Once a file is uploaded into the SFTP server, it is picked up by a function listening to upload events (e.g. GCP Cloud or AWS Lambda function).

When the function is triggered (after an upload event), it looks for the uploaded file matching the following pattern: feedback_YYYY_MM_DD.csv.

Then the function parses the matching file and aggregates the content into a table on your data warehouse.

You got a complain from your stakeholders that they have missing data for the 2022-11-13:

SELECT PARTITIONTIME as pt, COUNT(*) as nb_rows
FROM `datapool.marketing_campaign.feedbacks_report`
WHERE DATE(PARTITIONTIME) >= "2022-11-11"
GROUP BY PARTITIONTIME
ORDER BY PARTITIONTIME ASC

which returns the following:

pt nb_rows
2022-11-11 247
2022-11-12 308

Connecting on the sftp server (or direclty looking into the bucket it reflects – or even better – looking into the logs), you notice that there is a tipo in the filename for that missing day. So even if the upload event was detected, the file has not been parsed and ingested by the function (failed to match the defined pattern).

You need to download this file on your local machine, change the name and upload it back on the SFTP server so the ingestion process is processed again by the function:

> sftp obenard@olivierbenard.fr
obenard@olivierbenard.fr's password:
sftp> cd inputs_folder/
sftp> ls -l
feedback_2022_11_11.csv  feedback_2022_11_12.csv  fedback_2022_11_13.csv
sftp> lcd ~/Downloads/
sftp> get fedback_2022_11_13.csv

-- from your local machine, go to ~/Downloads/ and edit "fedback" for "feedback".

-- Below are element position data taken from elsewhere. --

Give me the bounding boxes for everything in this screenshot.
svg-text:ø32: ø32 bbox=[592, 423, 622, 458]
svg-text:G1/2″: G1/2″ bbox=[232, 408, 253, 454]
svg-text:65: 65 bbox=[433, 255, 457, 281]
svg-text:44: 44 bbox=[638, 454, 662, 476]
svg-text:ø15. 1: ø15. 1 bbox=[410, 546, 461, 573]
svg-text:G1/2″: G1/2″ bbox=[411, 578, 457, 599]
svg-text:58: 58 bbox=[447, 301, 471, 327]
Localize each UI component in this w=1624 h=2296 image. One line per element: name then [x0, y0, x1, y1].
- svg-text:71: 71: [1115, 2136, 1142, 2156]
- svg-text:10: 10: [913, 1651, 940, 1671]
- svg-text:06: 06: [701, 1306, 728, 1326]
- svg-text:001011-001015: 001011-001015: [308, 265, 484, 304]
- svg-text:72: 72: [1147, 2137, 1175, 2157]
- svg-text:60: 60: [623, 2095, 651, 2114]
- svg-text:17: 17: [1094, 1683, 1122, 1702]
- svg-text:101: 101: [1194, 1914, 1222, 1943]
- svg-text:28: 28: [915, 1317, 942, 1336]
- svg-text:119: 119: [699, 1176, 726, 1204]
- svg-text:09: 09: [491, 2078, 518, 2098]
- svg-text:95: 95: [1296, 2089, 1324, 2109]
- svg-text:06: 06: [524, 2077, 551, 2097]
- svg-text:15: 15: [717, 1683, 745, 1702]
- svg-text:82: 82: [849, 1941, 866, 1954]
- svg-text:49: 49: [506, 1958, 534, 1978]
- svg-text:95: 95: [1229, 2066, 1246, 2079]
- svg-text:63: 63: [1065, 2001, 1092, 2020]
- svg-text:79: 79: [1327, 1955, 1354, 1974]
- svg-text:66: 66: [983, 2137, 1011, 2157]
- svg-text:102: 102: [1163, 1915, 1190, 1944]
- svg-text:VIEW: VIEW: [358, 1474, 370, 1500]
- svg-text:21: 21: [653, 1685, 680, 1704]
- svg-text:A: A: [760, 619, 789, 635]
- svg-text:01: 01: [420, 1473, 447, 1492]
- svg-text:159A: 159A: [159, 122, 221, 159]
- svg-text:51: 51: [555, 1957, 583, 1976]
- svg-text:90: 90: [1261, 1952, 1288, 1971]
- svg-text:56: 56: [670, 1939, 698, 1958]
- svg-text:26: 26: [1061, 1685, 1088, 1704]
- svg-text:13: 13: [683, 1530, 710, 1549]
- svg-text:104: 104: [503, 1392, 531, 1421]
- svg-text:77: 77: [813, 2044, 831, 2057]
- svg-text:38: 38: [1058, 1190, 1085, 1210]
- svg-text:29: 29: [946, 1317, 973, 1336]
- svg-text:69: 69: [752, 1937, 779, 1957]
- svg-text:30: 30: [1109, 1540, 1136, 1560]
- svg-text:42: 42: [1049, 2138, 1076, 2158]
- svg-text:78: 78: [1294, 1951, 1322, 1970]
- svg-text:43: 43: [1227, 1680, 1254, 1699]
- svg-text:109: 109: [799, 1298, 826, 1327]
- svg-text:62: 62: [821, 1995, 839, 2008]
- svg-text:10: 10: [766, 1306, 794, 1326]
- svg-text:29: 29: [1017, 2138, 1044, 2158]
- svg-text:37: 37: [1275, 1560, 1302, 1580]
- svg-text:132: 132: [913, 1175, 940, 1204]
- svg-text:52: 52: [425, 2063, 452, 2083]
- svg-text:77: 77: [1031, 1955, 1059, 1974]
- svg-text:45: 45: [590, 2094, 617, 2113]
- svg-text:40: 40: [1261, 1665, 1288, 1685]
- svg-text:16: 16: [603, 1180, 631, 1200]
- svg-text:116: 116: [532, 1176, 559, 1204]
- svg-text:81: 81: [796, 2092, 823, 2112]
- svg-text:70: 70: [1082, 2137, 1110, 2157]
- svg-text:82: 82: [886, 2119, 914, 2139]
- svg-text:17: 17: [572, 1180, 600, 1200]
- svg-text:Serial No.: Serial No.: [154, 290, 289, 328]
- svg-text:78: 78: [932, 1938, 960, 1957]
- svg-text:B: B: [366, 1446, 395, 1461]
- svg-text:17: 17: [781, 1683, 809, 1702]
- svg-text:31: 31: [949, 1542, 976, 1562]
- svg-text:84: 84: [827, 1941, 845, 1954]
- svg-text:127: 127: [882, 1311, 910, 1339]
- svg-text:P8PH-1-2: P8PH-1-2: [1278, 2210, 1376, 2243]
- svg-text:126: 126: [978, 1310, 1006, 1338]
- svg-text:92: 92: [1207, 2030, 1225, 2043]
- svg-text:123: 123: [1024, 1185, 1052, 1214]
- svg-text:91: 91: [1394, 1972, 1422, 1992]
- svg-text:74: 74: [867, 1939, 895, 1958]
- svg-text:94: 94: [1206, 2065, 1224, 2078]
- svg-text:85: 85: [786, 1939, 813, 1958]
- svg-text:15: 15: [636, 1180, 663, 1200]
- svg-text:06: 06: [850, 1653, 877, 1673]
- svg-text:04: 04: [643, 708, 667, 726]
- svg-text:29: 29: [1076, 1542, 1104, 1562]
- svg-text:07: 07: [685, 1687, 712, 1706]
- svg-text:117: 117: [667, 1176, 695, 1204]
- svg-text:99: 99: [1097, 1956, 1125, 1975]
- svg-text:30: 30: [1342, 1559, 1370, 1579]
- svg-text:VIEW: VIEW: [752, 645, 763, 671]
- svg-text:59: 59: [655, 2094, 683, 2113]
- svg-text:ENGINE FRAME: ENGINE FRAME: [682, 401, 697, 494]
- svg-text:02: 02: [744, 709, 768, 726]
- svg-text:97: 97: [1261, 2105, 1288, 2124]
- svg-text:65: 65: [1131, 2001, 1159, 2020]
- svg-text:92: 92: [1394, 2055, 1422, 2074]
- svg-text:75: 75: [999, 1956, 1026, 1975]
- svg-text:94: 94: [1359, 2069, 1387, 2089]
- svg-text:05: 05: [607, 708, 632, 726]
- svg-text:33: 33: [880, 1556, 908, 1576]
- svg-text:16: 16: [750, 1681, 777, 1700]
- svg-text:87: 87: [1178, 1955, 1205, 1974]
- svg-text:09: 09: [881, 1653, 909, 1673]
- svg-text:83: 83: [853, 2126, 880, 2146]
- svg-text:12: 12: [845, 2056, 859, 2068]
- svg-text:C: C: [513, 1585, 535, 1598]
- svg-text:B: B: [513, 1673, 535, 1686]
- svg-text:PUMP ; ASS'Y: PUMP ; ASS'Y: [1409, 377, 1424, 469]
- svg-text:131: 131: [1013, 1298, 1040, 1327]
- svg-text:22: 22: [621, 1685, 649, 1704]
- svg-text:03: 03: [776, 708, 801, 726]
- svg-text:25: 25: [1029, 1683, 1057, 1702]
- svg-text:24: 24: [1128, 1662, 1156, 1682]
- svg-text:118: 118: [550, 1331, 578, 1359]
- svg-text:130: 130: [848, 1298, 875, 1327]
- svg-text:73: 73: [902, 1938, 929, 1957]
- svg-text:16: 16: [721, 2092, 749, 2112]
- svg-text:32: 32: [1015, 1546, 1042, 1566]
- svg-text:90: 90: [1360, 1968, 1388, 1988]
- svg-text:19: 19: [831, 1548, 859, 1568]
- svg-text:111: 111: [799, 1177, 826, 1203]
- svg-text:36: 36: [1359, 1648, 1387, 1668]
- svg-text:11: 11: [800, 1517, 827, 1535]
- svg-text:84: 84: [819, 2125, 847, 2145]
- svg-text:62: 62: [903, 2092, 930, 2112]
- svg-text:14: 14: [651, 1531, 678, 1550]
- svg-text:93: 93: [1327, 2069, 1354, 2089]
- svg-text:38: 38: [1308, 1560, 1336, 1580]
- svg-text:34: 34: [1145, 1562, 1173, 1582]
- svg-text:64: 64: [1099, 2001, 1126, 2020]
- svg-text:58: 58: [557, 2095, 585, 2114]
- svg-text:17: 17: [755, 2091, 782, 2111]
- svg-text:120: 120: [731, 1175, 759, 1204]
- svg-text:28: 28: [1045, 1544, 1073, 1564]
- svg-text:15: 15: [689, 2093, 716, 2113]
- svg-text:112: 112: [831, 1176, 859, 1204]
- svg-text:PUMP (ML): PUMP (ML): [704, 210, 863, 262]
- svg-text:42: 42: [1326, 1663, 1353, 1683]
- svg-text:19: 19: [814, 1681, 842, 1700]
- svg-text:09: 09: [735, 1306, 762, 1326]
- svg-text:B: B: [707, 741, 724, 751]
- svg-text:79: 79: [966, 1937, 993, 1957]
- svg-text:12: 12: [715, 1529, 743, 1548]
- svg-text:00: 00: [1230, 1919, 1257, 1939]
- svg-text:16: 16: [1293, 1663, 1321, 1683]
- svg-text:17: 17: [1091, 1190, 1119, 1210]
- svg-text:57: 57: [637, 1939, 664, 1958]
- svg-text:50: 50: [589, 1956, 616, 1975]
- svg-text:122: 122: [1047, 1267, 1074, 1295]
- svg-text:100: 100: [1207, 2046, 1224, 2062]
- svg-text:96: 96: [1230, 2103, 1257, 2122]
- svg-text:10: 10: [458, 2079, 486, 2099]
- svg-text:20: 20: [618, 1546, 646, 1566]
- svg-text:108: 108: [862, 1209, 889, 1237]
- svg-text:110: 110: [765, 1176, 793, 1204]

sftp> put feedback_2022_11_13.csv
sftp> ls -l
feedback_2022_11_11.csv  feedback_2022_11_12.csv  fedback_2022_11_13.csv  feedback_2022_11_13.csv
sftp> exit

Note: put feedback_2022_11_13.csv and not put ~/Downloads/feedback_2022_11_13.csv because your are already looking into the ~Downloads/ folder due to the lcd command you have executed before.

pt nb_rows
2022-11-11 247
2022-11-12 308
2022-11-13 296

The data is now there! ✅

Notes: Editing the name cannot be done directly from the sftp environement, e.g. using mv <old-name> <new-name>, because the function need an upload event to be triggered.

SFTP Basic File Transfer Commands in detail

  • sftp command connects you to the sftp server:

    > sftp <username>@<hostname>
    
  • exit command closes the connection:

    sftp> exit
    
  • lcd changes your Local Current working Directory on the local machine (remote file will be downloaded there):

    lcd <local-directory>
    
  • cd changes your Current working Directory on the remote sftp machine:

    sftp> cd <your-directory>
    
  • put command copies the file from the local machine to the remote sftp machine:

    sftp> put <local-file>
    
  • get command copy the file from the remote machine to the local machine:

    sftp> get <remote-file>
    

What is an SFTP server for

An SFTP server allows users to use an SFTP client – like the FileZilla software – to connect to the bucket but without directly connecting to the bucket itself. The SFTP server being used as primary interface then as relay to pass on requests on the bucket it is associated with. That way, any users using the client can query the bucket and perform operations such as retrieving, listing or consulting the files stored into that bucket.

Advantages are: the SFTP client provides a more “user-friendly” interface and you do not allow users to directly connecting into the bucket, but rather as its additional interface.

When not to use an SFTP server

On Google Cloud Platform, opening a new SFTP server is not the way to go: if set-up correctly, you do not need SFTP. We can give their google service account permissions to upload in the bucket (requires a google account though). The user can then use the gcloud command line tool to upload/download directly from the bucket.